Para pessoas que não
fazem parte do mundo jurídico, certamente será difícil se lembrar de quem se
trata o novo ministro. Este articulista também não se recordava da figura. No
entanto, ao se pesquisar (pouco, é verdade) sobre o novo ministro, eis que seu
nome surgiu indelevelmente associado a
um nome que, para aqueles que acompanham de perto a vida política do País e não
têm memória curta, é-nos bem conhecido: Cesare Battisti.
Luís Roberto
Barroso foi nada menos que advogado do eminentíssimo terrorista da Itália e
fugitivo da justiça daquele país, que recebemos de braços abertos como a um
verdadeiro paladino da liberdade e da democracia.
Somente esse
fato já serviria para causar, no mínimo, desconfiança em qualquer pessoa que
tenha senso de realidade – um bem, aliás, sobremaneira escasso em Terra
Brasilis. Mas como não gostamos de dar motivos plausíveis para sermos tachados
de gente ignorante que não se atém à profunda verdade dos fatos – pecha que
fatalmente receberemos –, gostaríamos de comentar aqui algumas poucas
considerações do novo ministro conforme entrevista concedida pelo Dr. Barroso à
revista
“Consultor Jurídico” em agosto
de 2009. Os grifos (em vermelho) são nossos.
* * *
ConJur — É
quase certo [que Battisti seja inocente]?
Barroso —
Vamos admitir, para argumentar, que Cesare Battisti tivesse participado,
naqueles dias convulsionados da década de 70, de ações armadas que resultaram
na morte de quatro pessoas. Dois policiais e dois civis. Mas, registre-se, não eram civis comuns. Eram simpatizantes
da extrema-direita,
que seguiam a política de reagir às ações da esquerda armada. Torregiani, por
exemplo, o joalheiro, andava armado, com colete a prova de balas e
guarda-costas e havia reagido a uma ação em um restaurante, matando um dos
invasores. Eu não posso, não devo e não quero justificar as
mortes. É lamentável o quadro de intolerância mútua e de violência que marcou
aquela fase da vida italiana. O que estou desmistificando é a história contada pela Itália
de que pobres vítimas civis e inocentes foram chacinadas. Isso é uma afirmação
deliberadamente falsa, para tentar dar uma conotação de crime comum a um embate
político entre extremistas.
A lógica que
o Dr. Barroso utiliza é bastante peculiar: se alguém reage a uma ação armada de
um terrorista socialista, é automaticamente um membro da extrema-direita e,
portanto, uma pessoa cuja morte não deve provocar comoção ou estranhamento.
Pierluigi
Torregiani, que é colocado pelo Dr.

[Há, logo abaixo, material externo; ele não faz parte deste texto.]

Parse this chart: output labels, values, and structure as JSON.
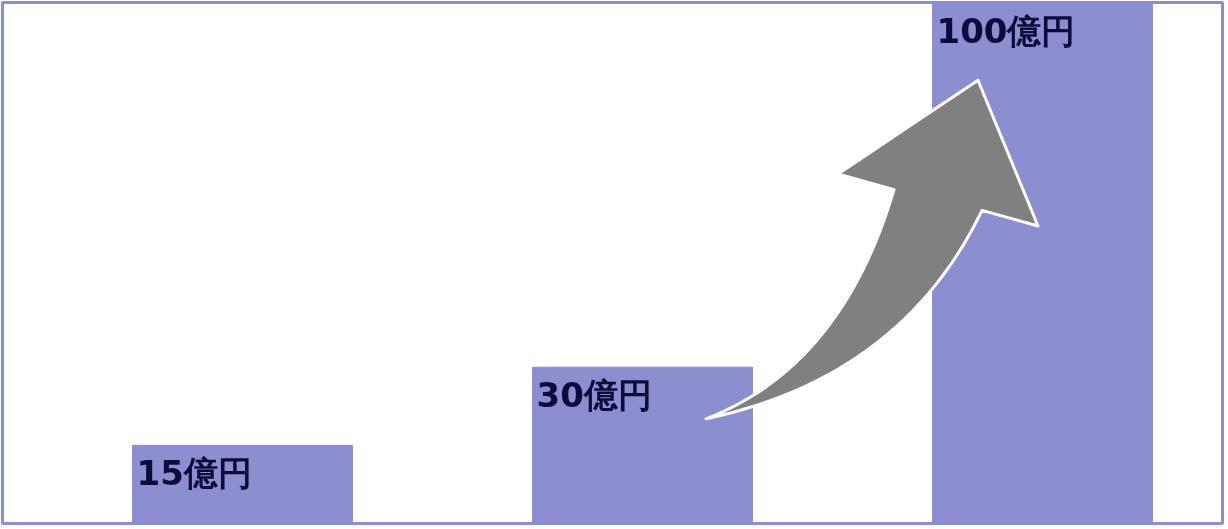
{
  "chart_data": {
    "type": "bar",
    "categories": [
      null,
      null,
      null
    ],
    "values": [
      15,
      30,
      100
    ],
    "color": "#8b8ecf",
    "value_labels": [
      "15億円",
      "30億円",
      "100億円"
    ],
    "grid": false,
    "tick_labels": false
  }
}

Barroso no grupo de “simpatizantes da
extrema-direita, que seguiam a política de reagir às ações da esquerda armada”,
tinha 42 anos quando foi assassinado por membros do grupo PAC (Proletários
Armados pelo Comunismo), em 16 de fevereiro de 1979.
Fato é que,
em virtude de sua profissão e da época conturbada que a Itália vivia, era mais
do que sensato portar uma arma: afinal, Torregiani era joalheiro. Após reagir à
primeira tentativa de assalto, o joalheiro começou a receber ameaças de morte,
motivo pelo qual recebeu escolta policial.
No entanto,
isso não impediu que fosse assassinado a sangue frio – e que seu filho, Alberto
Torregiani, então com 14 anos – o atentado ocorreu na véspera de seu 15º
aniversário –, ficasse paraplégico em virtude de um disparo. Será que o jovem
rapaz, hoje com 49 anos, não foi uma “pobre vítima civil e inocente”?
ConJur — Mas se for culpado, deve ser
punido...
Barroso — Na
vida e no Direito, existem missões de justiça e missões de paz.
No caso de criminosos nazistas, entendeu-se, a meu ver com razão, que deveria
haver uma busca perene por justiça. A humanidade precisava virar aquela página
sombria e, para tanto, punir os culpados era imprescindível.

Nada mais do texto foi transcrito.